Thank you for your feedback. Tagging and routing to the team member best able to assist.

kashifkhan commented 1 month ago

Thank you for the feedback @deichrenner . We will investigate and get back to you asap.

kashifkhan commented 1 month ago

@deichrenner I have reached out to the service team to see exactly what is happening and where this issue resides. Will update as soon as I have something.

deichrenner commented 1 month ago

Hi @kashifkhan, any news on this one?

kashifkhan commented 1 month ago

@deichrenner sorry about the delay on this one. I'm still waiting to hear back from the service team on what the issue is and how do we go about resolving this. Its still on my radar :)

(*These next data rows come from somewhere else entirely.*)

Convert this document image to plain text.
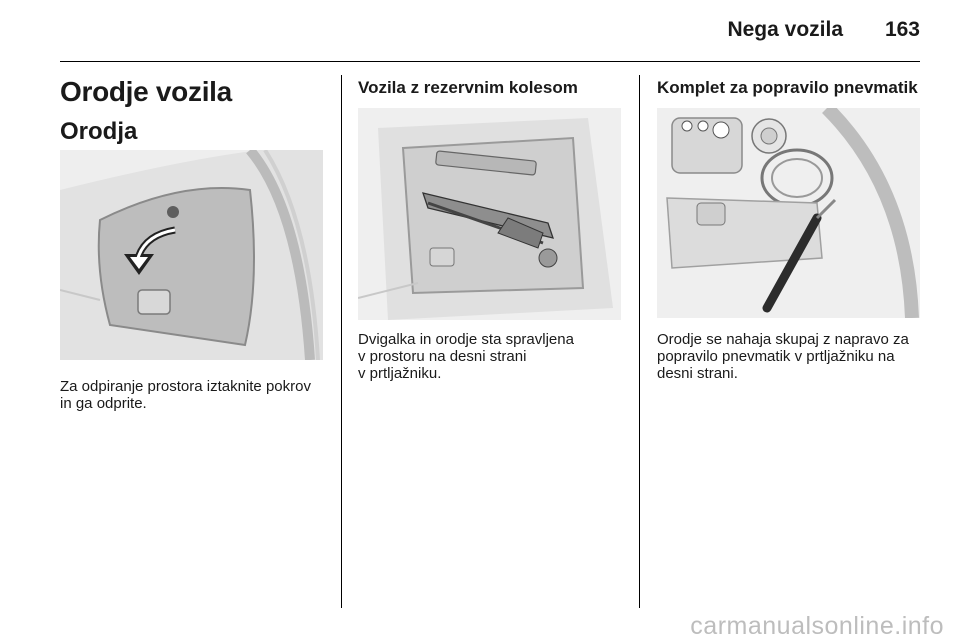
Nega vozila 163
Orodje vozila
Orodja
Za odpiranje prostora iztaknite pokrov
in ga odprite.
Vozila z rezervnim kolesom
Dvigalka in orodje sta spravljena
v prostoru na desni strani
v prtljažniku.
Komplet za popravilo pnevmatik
Orodje se nahaja skupaj z napravo za
popravilo pnevmatik v prtljažniku na
desni strani.
carmanualsonline.info
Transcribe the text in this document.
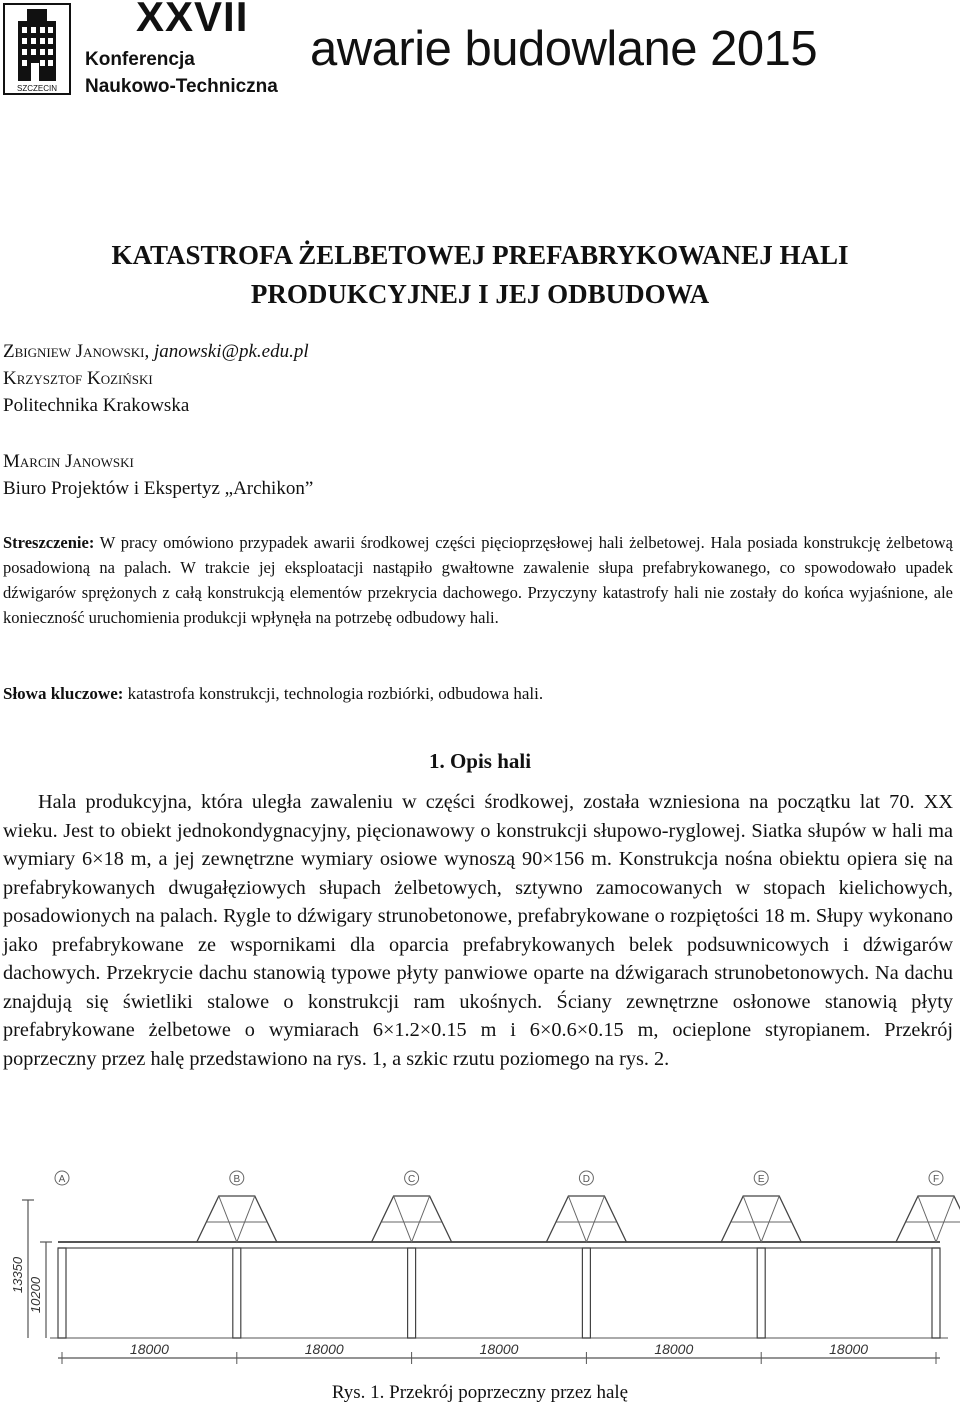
SZCZECIN
XXVII
Konferencja
Naukowo-Techniczna
awarie budowlane 2015
KATASTROFA ŻELBETOWEJ PREFABRYKOWANEJ HALI
PRODUKCYJNEJ I JEJ ODBUDOWA
Zbigniew Janowski, janowski@pk.edu.pl
Krzysztof Koziński
Politechnika Krakowska
Marcin Janowski
Biuro Projektów i Ekspertyz „Archikon”
Streszczenie: W pracy omówiono przypadek awarii środkowej części pięcioprzęsłowej hali żelbetowej. Hala posiada konstrukcję żelbetową posadowioną na palach. W trakcie jej eksploatacji nastąpiło gwałtowne zawalenie słupa prefabrykowanego, co spowodowało upadek dźwigarów sprężonych z całą konstrukcją elementów przekrycia dachowego. Przyczyny katastrofy hali nie zostały do końca wyjaśnione, ale konieczność uruchomienia produkcji wpłynęła na potrzebę odbudowy hali.
Słowa kluczowe: katastrofa konstrukcji, technologia rozbiórki, odbudowa hali.
1. Opis hali
Hala produkcyjna, która uległa zawaleniu w części środkowej, została wzniesiona na początku lat 70. XX wieku. Jest to obiekt jednokondygnacyjny, pięcionawowy o konstrukcji słupowo-ryglowej. Siatka słupów w hali ma wymiary 6×18 m, a jej zewnętrzne wymiary osiowe wynoszą 90×156 m. Konstrukcja nośna obiektu opiera się na prefabrykowanych dwugałęziowych słupach żelbetowych, sztywno zamocowanych w stopach kielichowych, posadowionych na palach. Rygle to dźwigary strunobetonowe, prefabrykowane o rozpiętości 18 m. Słupy wykonano jako prefabrykowane ze wspornikami dla oparcia prefabrykowanych belek podsuwnicowych i dźwigarów dachowych. Przekrycie dachu stanowią typowe płyty panwiowe oparte na dźwigarach strunobetonowych. Na dachu znajdują się świetliki stalowe o konstrukcji ram ukośnych. Ściany zewnętrzne osłonowe stanowią płyty prefabrykowane żelbetowe o wymiarach 6×1.2×0.15 m i 6×0.6×0.15 m, ocieplone styropianem. Przekrój poprzeczny przez halę przedstawiono na rys. 1, a szkic rzutu poziomego na rys. 2.
A	B	C	D	E	F
18000	18000	18000	18000	18000
13350
10200
Rys. 1. Przekrój poprzeczny przez halę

kashifkhan commented 4 weeks ago

@deichrenner I just heard back from the service team and they have confirmed that tombstone events are not supported via the AMQP endpoint (which is what the EH SDK uses). Log compaction (which is a setting) will work automatically.

The service team has taken an action to update and align the docs online to make it clear whats supported & possible today.

github-actions[bot] commented 4 weeks ago

Hi @deichrenner. Thank you for opening this issue and giving us the opportunity to assist. We believe that this has been addressed. If you feel that further discussion is needed, please add a comment with the text "/unresolve" to remove the "issue-addressed" label and continue the conversation.

SebastianSchroeder commented 4 weeks ago

@kashifkhan This means that we cannot use the event hub python SDK to send tombstones? Do you have a suggested workaround?

deichrenner commented 3 weeks ago

/unresolve

kashifkhan commented 3 weeks ago

@SebastianSchroeder @deichrenner yes, you cant use the python send to send tombstones ( nor any other language ) as the service doesn't support tombstones via the AMQP endpoint. The documentation suggesting that tombstones are supported is wrong and the service team will update that to reflect the current status. Only log compaction is supported and there are no workaround as per the service team.

SebastianSchroeder commented 3 weeks ago

Alright, thank you for the clarification. We might try the kafka client and endpoint for our log compacted topics. For now we can live with empty messages not being deleted from the topic.

kashifkhan commented 3 weeks ago

@SebastianSchroeder sorry about the inconvenience this caused for yall, I'm hoping that the service team updates the docs soon so that it reflects the current state of the log compaction feature along with limits/what works etc.

SchulteMarkus commented 1 week ago

@SebastianSchroeder @deichrenner yes, you cant use the python send to send tombstones ( nor any other language ) as the service doesn't support tombstones via the AMQP endpoint. The documentation suggesting that tombstones are supported is wrong and the service team will update that to reflect the current status. Only log compaction is supported and there are no workaround as per the service team.

Dude, seriously? Instead of documenting a feature gap, how about make it work?